Le précédent bilan, établi jeudi, faisait état de cinq morts.
Plus de 150.000 personnes sont sinistrées dans la capitale et ses quartiers périphériques. 130.000 ont été relogées sur 110 sites, notamment des écoles, des collèges et des lycées, a indiqué M. Zongo lors d'une rencontre avec le corps diplomatique.

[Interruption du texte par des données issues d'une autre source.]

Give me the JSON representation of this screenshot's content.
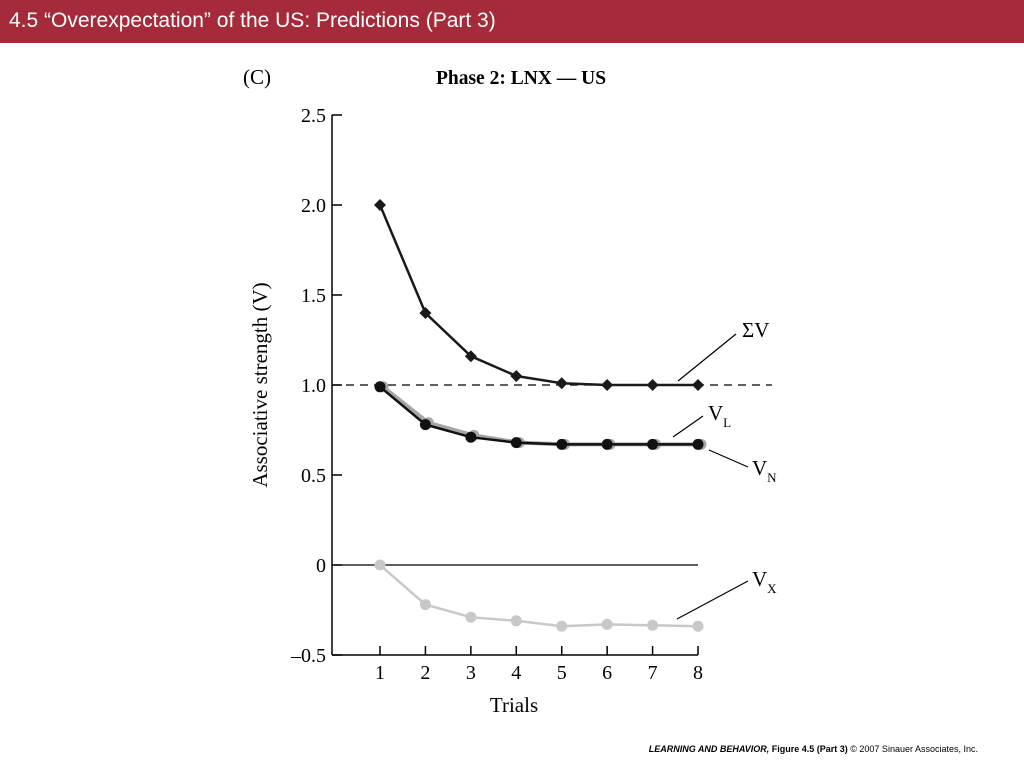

"On a enregistré à Ouagadougou cinq décès du fait des eaux de pluie et deux décès par suite de l'effrondrement de maisons. Dans la province du Sourou, on a un décès" (dans le village de Kiembara, situé à 225 km à l'ouest de Ouagadougou, ndlr), a indiqué M. Zongo.
Le dernier corps a été sorti ce vendredi matin des gravats d'une maison, a-t-il indiqué.
Le Premier ministre a également souligné qu'outre Ouagadougou (au centre du pays), sept autres régions ont été touchées par les pluies diluviennes.
Environ 24.489 habitations se sont écroulées dans la commune de Ouagadougou et 180 à l'intérieur du pays où l'on compte 500 sinistrés, a-t-il précisé.
"En cas de besoin", des personnes pourraient être hébergées dans les stades, selon le chef du gouvernement.
Ouagadougou avait lancé jeudi un appel à la "solidarité nationale et internationale" pour une "assistance d'urgence".
Le Burkina Faso, dirigé depuis 1987 par Blaise Compaoré, est classé parmi les pays les plus pauvres au monde par le Programme des Nations unies pour le développement.